In just seventeen days, I have been beckoned and transformed and sent off again reeling. I've learned that no matter how much I have to give, I always reap greater returns. No matter how much I have to teach and share, the lessons given to me are always more profound. Giving is the richest gift; it initiates an exchange of love and generosity the worth of which will never be known by bestower or recipient. I came here a rich woman, with many stories and much love to give me strength already. I depart wealthier still, and leave behind the promise of a someday-migration to carry me back here again.

I'm proud of my time here, not because I feel I've done anything extraordinary (I haven't) - but simply because I've acted with the same love and care, the same sense of wonder, the same respect and the same deep values that guide me everywhere I go in life, and had the sense to let this place nourish all those aspects of my being.

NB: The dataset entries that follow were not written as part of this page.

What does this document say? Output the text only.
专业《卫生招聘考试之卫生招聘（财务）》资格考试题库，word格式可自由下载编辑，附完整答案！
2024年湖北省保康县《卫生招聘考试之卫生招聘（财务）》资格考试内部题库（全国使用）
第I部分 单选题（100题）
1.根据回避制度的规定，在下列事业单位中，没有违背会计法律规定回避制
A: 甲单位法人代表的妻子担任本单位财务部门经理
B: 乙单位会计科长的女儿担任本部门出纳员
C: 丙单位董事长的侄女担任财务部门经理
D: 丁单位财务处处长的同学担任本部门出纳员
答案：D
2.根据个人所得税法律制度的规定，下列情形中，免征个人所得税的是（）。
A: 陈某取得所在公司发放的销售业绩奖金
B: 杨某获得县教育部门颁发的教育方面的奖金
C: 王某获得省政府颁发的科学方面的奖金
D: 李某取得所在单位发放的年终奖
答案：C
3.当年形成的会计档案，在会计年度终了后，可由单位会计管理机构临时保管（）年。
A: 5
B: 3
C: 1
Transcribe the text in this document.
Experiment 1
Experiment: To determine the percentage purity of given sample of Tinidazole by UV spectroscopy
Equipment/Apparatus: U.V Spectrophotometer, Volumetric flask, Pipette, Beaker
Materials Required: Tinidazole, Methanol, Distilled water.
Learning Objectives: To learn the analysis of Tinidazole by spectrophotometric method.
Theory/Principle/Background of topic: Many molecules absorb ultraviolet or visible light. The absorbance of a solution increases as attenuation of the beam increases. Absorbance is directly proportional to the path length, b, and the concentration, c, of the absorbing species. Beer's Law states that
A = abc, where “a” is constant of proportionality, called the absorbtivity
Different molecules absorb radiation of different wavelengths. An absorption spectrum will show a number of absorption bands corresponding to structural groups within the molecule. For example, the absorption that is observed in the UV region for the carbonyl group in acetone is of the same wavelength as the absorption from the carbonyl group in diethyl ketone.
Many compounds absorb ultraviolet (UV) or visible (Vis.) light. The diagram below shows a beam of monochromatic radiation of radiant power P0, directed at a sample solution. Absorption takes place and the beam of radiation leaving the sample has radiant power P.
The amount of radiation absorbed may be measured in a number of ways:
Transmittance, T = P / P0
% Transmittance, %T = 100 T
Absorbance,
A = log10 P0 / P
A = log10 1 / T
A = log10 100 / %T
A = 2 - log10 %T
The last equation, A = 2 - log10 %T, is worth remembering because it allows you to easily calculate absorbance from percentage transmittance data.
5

That's all. I'm proud of myself for having the simple sense to know this was bigger than me, and lay myself down as a canvas for the words and images that capture this place far better than my journal ever will. So when I come home, ask me how my trip went. All I'll do is smile. And you can read in that smile a story I'll never be able to fully articulate, that I'll carry with me wherever I go."

Thanks for keeping up with me all this way, guys. I'm sending you more love than you know, and I'll see you soon.